Whatever the ostensible reason, the underlying logic was the same, that not having sex allowed one to reserve resources for some other purpose, whether simple physical health or more mental functions such as scholarly or artistic work. And formal medical writing was not the only place that this idea could be found. Towards the end of the century it could be found in quack pamphlets and adverts, advice books for young men, feminist writing, and literature of all kinds. It was an idea that popped up in the most surprising of places, like the training regimes of Oxford and Cambridge undergraduate rowers.

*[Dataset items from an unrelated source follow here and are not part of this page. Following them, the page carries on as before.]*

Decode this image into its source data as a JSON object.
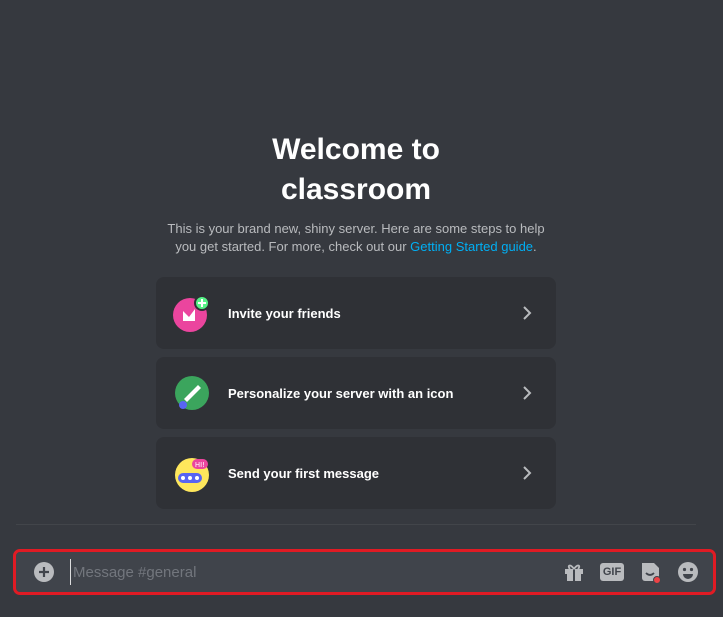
{
  "welcome": {
    "title": "Welcome to classroom",
    "subtitle_text": "This is your brand new, shiny server. Here are some steps to help you get started. For more, check out our ",
    "subtitle_link": "Getting Started guide",
    "subtitle_end": "."
  },
  "cards": [
    {
      "label": "Invite your friends",
      "icon": "invite-friends-icon"
    },
    {
      "label": "Personalize your server with an icon",
      "icon": "paintbrush-icon"
    },
    {
      "label": "Send your first message",
      "icon": "chat-bubble-icon"
    }
  ],
  "composer": {
    "placeholder": "Message #general",
    "gif_label": "GIF"
  },
  "colors": {
    "background": "#36393f",
    "card": "#2f3136",
    "composer": "#40444b",
    "link": "#00aff4",
    "highlight": "#e01b24"
  }
}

When, for example, sexologist Havelock Ellis claims that ‘a high degree of energy, whether in athletics or in intellect or in sexual activity, is unfavourable to the display of energy in other directions’; when Baden-Powell says that a man’s retained semen ‘gives the vigour of manhood to his frame, and it builds up his nerves and courage’; and when Walter Pater writes that ‘a passion of which the outlets are sealed, begets a tension of nerve, in which the sensible world comes to one with a reinforced brilliance and relief’, they share a structure of thought even while their understandings of bodily function vary.
And it certainly hasn’t disappeared now, either; think of Dr Strangelove’s Jack D. Ripper, and his strange obsession with ‘precious bodily fluids’ and ‘loss of essence’. In today’s world, not having sex is as contentious as ever, as abstinence-only sex education, virginity pledges and purity rings rub shoulders with a growing recognition of asexuality as a sexual orientation. It is increasingly important that the history of not having sex is shown to be as variegated, rich, and complex as the history of having it.